[Posted on behalf of a student]
The sea plays a crucial role in Katie Chopin’s The Awakening even though it is not a character in the story. In the novel, the sea symbolizes freedom and escape for the main character, Edna Pontellier. Edna feels confined by the roles that she must take on as a woman in the 1800s, leaving her wanting an escape from society and its constraints.
At the beginning of the book, Chopin writes, “The voice of the sea is seductive; never ceasing, whispering, clamoring, murmuring, inviting the soul to wander for a spell in abysses of solitude; to lose itself in mazes of inward contemplation. The voice of the sea speaks to the soul. The touch of the sea is sensuous, enfolding the body in its soft, close embrace.” (Chopin 20) This gives the reader an introduction to the sea and the invitation that it gives the soul to escape. It is a few chapters later — in Chapter 10 — that Edna learns to swim. In learning to swim, Edna learns that she is not constrained by society while swimming in the sea. The sea gives her the freedom to be an independent woman who is not constrained by the roles she must play or by being “owned” by her husband. It is after discovering this freedom that Edna begins to “awake” and tries to escape the roles that she has been given. She then spends the rest of the book trying to escape the roles she has been given by becoming a painter, moving into a little house around the corner, sending her children away, and trying to make advancements with Robert. All of these fail as a way to escape the roles that society has given her as a woman in this time period.

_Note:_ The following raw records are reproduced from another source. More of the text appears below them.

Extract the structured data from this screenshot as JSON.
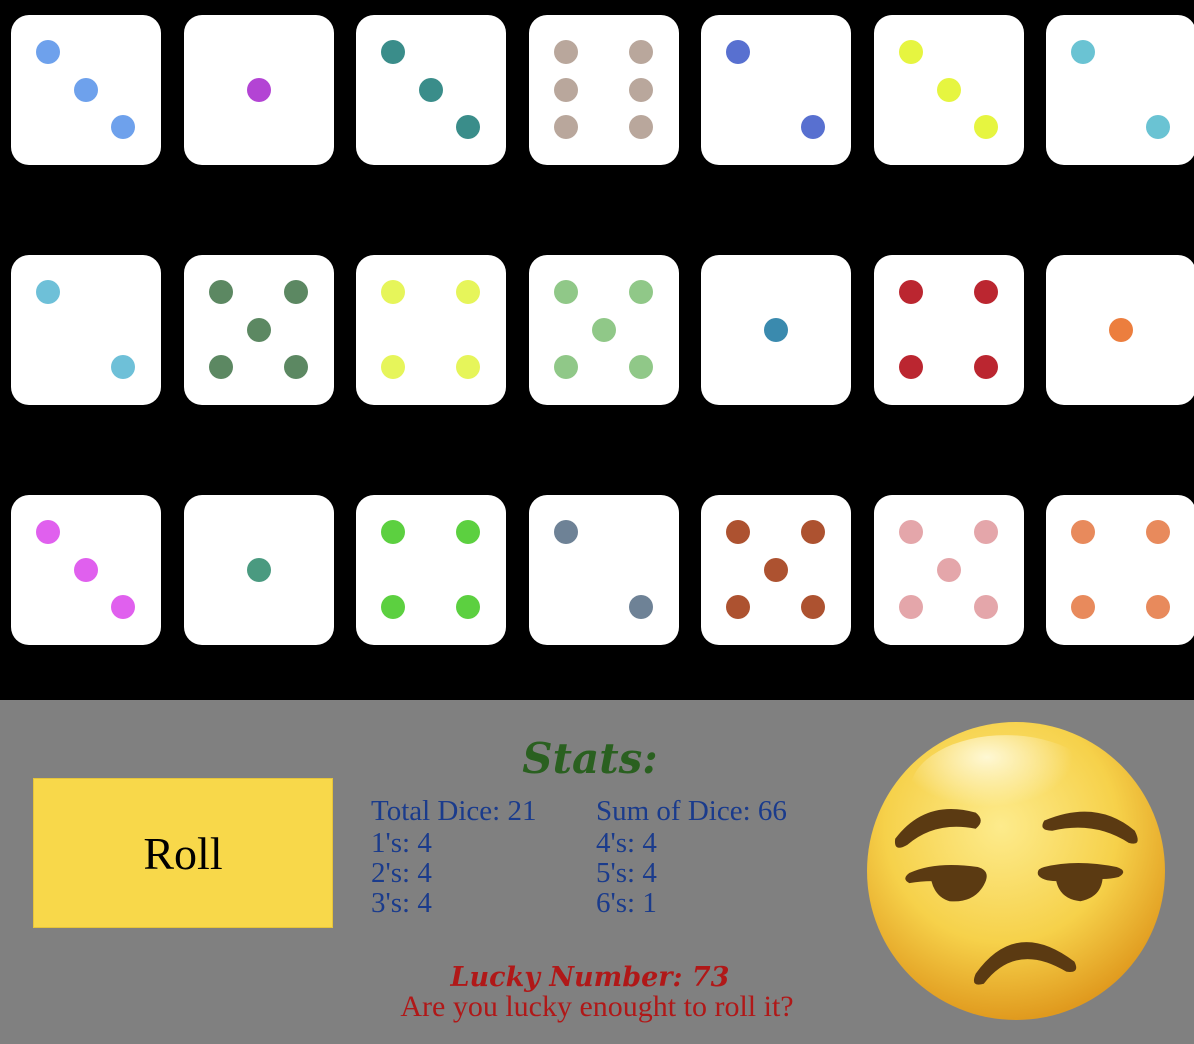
{
  "colors": {
    "board_bg": "#000000",
    "panel_bg": "#808080",
    "die_face": "#ffffff",
    "roll_button": "#f8d84a",
    "stats_title": "#2a6020",
    "stats_text": "#1a3b8c",
    "lucky_text": "#b01818"
  },
  "dice": [
    [
      {
        "value": 3,
        "color": "#6ea1ec"
      },
      {
        "value": 1,
        "color": "#b344d4"
      },
      {
        "value": 3,
        "color": "#3a8d8a"
      },
      {
        "value": 6,
        "color": "#b9a79c"
      },
      {
        "value": 2,
        "color": "#5870d0"
      },
      {
        "value": 3,
        "color": "#e6f540"
      },
      {
        "value": 2,
        "color": "#6ac3d3"
      }
    ],
    [
      {
        "value": 2,
        "color": "#6ec0d8"
      },
      {
        "value": 5,
        "color": "#5c8862"
      },
      {
        "value": 4,
        "color": "#e6f55a"
      },
      {
        "value": 5,
        "color": "#90c888"
      },
      {
        "value": 1,
        "color": "#3a8aae"
      },
      {
        "value": 4,
        "color": "#bb2630"
      },
      {
        "value": 1,
        "color": "#ec7e3e"
      }
    ],
    [
      {
        "value": 3,
        "color": "#e060ee"
      },
      {
        "value": 1,
        "color": "#4a9a80"
      },
      {
        "value": 4,
        "color": "#5cd040"
      },
      {
        "value": 2,
        "color": "#6e8296"
      },
      {
        "value": 5,
        "color": "#ad5230"
      },
      {
        "value": 5,
        "color": "#e4a6aa"
      },
      {
        "value": 4,
        "color": "#e88a5c"
      }
    ]
  ],
  "roll_button": {
    "label": "Roll"
  },
  "stats": {
    "title": "Stats:",
    "total_dice": "Total Dice: 21",
    "sum_of_dice": "Sum of Dice: 66",
    "ones": "1's: 4",
    "twos": "2's: 4",
    "threes": "3's: 4",
    "fours": "4's: 4",
    "fives": "5's: 4",
    "sixes": "6's: 1"
  },
  "lucky": {
    "label": "Lucky Number: 73",
    "question": "Are you lucky enought to roll it?"
  },
  "emoji": {
    "icon": "unamused-face-icon"
  }
}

In the end, the sea comes back as a way for Edna to escape. In the last chapter, Chopin writes, “The voice of the sea is seductive, never ceasing, whispering, clamoring, murmuring, inviting the soul to wander in abysses of solitude….The foamy wavelets curled up to her white feet, and coiled like serpents about her ankles. She walked out. The water was chill, but she walked on. The water was deep, but she lifted her white body and reached out with a long, sweeping stroke. The touch of the sea is sensuous, enfolding the body in its soft, close embrace.” (Chopin 176) The beginning and end of this quote repeat almost word for word the introduction we are given to the sea as a way to escape, thus repeating the idea that the sea provides an escape and freedom for Edna. This time, though, the sea is literally giving Edna an escape from society’s gender roles and ultimately an escape from the world. The sea lets her be free from the world, and she no longer feels the constraints that the world has put on her and other women like her.